Tarif tersebut digunakan sebagai acuan untuk menghitung jumlah energi listrik (kWh) yang akan diperoleh pelanggan dari nominal pembelian token listrik. Artinya, meski pelanggan membeli token dalam jumlah yang sama seperti bulan lalu, jumlah kWh yang diperoleh tidak berubah karena tarif per kWh tetap.

Cara Menghitung Jumlah kWh dari Token Listrik

Pelanggan prabayar PLN membeli token listrik yang berbentuk 20 digit angka unik, lalu memasukkannya ke dalam meteran listrik agar dapat menggunakan daya. Jumlah kWh yang diperoleh dari setiap pembelian token tergantung pada tiga faktor utama: jumlah nominal token, tarif dasar listrik sesuai daya, serta besaran Pajak Penerangan Jalan (PPJ) yang berlaku di masing-masing daerah.

Berikut adalah rumus dasar untuk menghitung jumlah kWh dari token listrik:

(Harga token – PPJ) ÷ tarif dasar listrik = kWh

Sebagai contoh, jika pelanggan 1.300 VA di wilayah DKI Jakarta membeli token listrik senilai Rp 50.000, maka perhitungannya adalah sebagai berikut:

Tarif dasar listrik: Rp 1.444,70 per kWh

PPJ di Jakarta: 3% atau Rp 1.500

Total pembayaran bersih: Rp 48.500

Jumlah kWh: Rp 48.500 / Rp 1.444,70 = 33,57 kWh

Jadi, pelanggan dengan daya 1.300 VA akan menerima sekitar 33,57 kWh dari pembelian token listrik senilai Rp 50.000, setelah dikurangi PPJ.

Fungsi Pajak Penerangan Jalan dan Pengaruhnya ke Token

Pajak Penerangan Jalan (PPJ) merupakan pajak daerah yang besarannya ditentukan oleh masing-masing pemerintah kabupaten/kota, dan langsung dikenakan pada transaksi pembelian token. Besarannya bervariasi antara 3% hingga 10%, tergantung daerah. Pajak ini akan mengurangi nilai bersih dari pembelian token, sehingga memengaruhi jumlah energi listrik yang diperoleh pelanggan.

Sebagai ilustrasi, pelanggan dengan daya 2.200 VA yang membeli token senilai Rp 100.000 di daerah dengan PPJ sebesar 7%, akan dikenakan pajak sebesar Rp 7.000. Maka perhitungan jumlah kWh yang diperoleh menjadi:

Harga bersih: Rp 93.000

Tarif dasar: Rp 1.444,70

Jumlah kWh: Rp 93.000 / Rp 1.444,70 ? 64,37 kWh

Oleh karena itu, semakin tinggi tarif PPJ di daerah tempat tinggal pelanggan, semakin kecil nilai bersih yang dikonversi menjadi kWh.

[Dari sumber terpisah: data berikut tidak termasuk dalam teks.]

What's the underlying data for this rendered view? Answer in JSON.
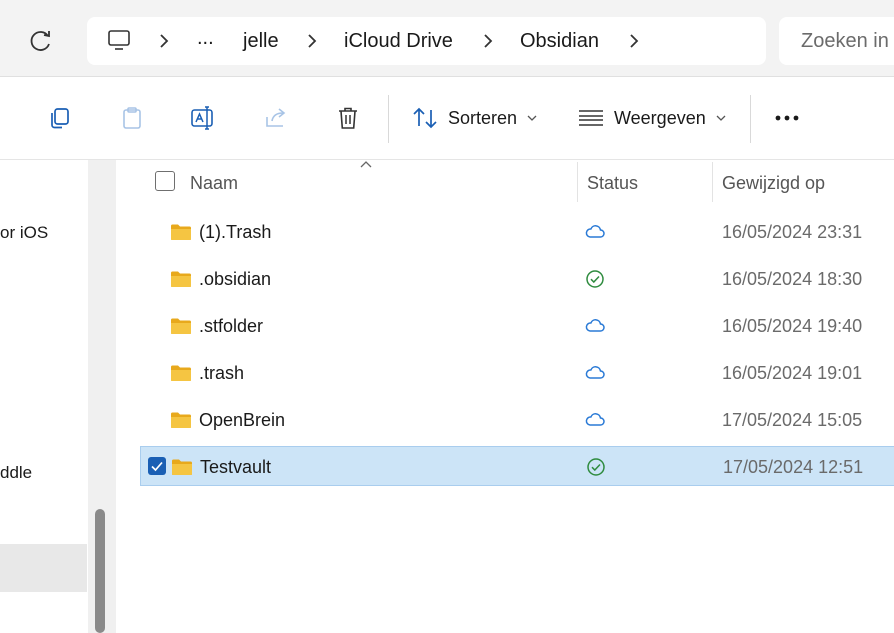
{
  "breadcrumb": {
    "overflow": "...",
    "items": [
      "jelle",
      "iCloud Drive",
      "Obsidian"
    ]
  },
  "search": {
    "placeholder": "Zoeken in"
  },
  "toolbar": {
    "sort_label": "Sorteren",
    "view_label": "Weergeven",
    "more_label": "..."
  },
  "sidebar": {
    "items": [
      "or iOS",
      "ddle"
    ]
  },
  "columns": {
    "name": "Naam",
    "status": "Status",
    "modified": "Gewijzigd op"
  },
  "files": [
    {
      "name": "(1).Trash",
      "status": "cloud",
      "modified": "16/05/2024 23:31",
      "selected": false
    },
    {
      "name": ".obsidian",
      "status": "synced",
      "modified": "16/05/2024 18:30",
      "selected": false
    },
    {
      "name": ".stfolder",
      "status": "cloud",
      "modified": "16/05/2024 19:40",
      "selected": false
    },
    {
      "name": ".trash",
      "status": "cloud",
      "modified": "16/05/2024 19:01",
      "selected": false
    },
    {
      "name": "OpenBrein",
      "status": "cloud",
      "modified": "17/05/2024 15:05",
      "selected": false
    },
    {
      "name": "Testvault",
      "status": "synced",
      "modified": "17/05/2024 12:51",
      "selected": true
    }
  ],
  "colors": {
    "accent": "#1a5fb4",
    "selection": "#cce4f7",
    "cloud": "#2a7ad6",
    "synced": "#2e8b3e",
    "folder": "#f5c542"
  }
}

Kebijakan Tarif Listrik Diumumkan Setiap Tiga Bulan

Sebagai bagian dari regulasi nasional, pemerintah menetapkan bahwa penyesuaian tarif listrik hanya dilakukan setiap triwulan. Kebijakan ini tercantum dalam Peraturan Menteri ESDM Nomor 7 Tahun 2024, yang menggantikan kebijakan tarif sebelumnya. Peninjauan dilakukan berdasarkan parameter ekonomi tiga bulan sebelumnya. Untuk tarif Agustus 2025, data yang digunakan berasal dari periode Februari–April 2025.

Keputusan untuk tidak menaikkan tarif meskipun data menunjukkan adanya tekanan inflasi dan nilai tukar melemah merupakan bagian dari strategi pemerintah menjaga stabilitas daya beli masyarakat. Selain itu, langkah ini juga diyakini dapat membantu sektor industri tetap bersaing dan memperkuat pemulihan ekonomi pasca pandemi.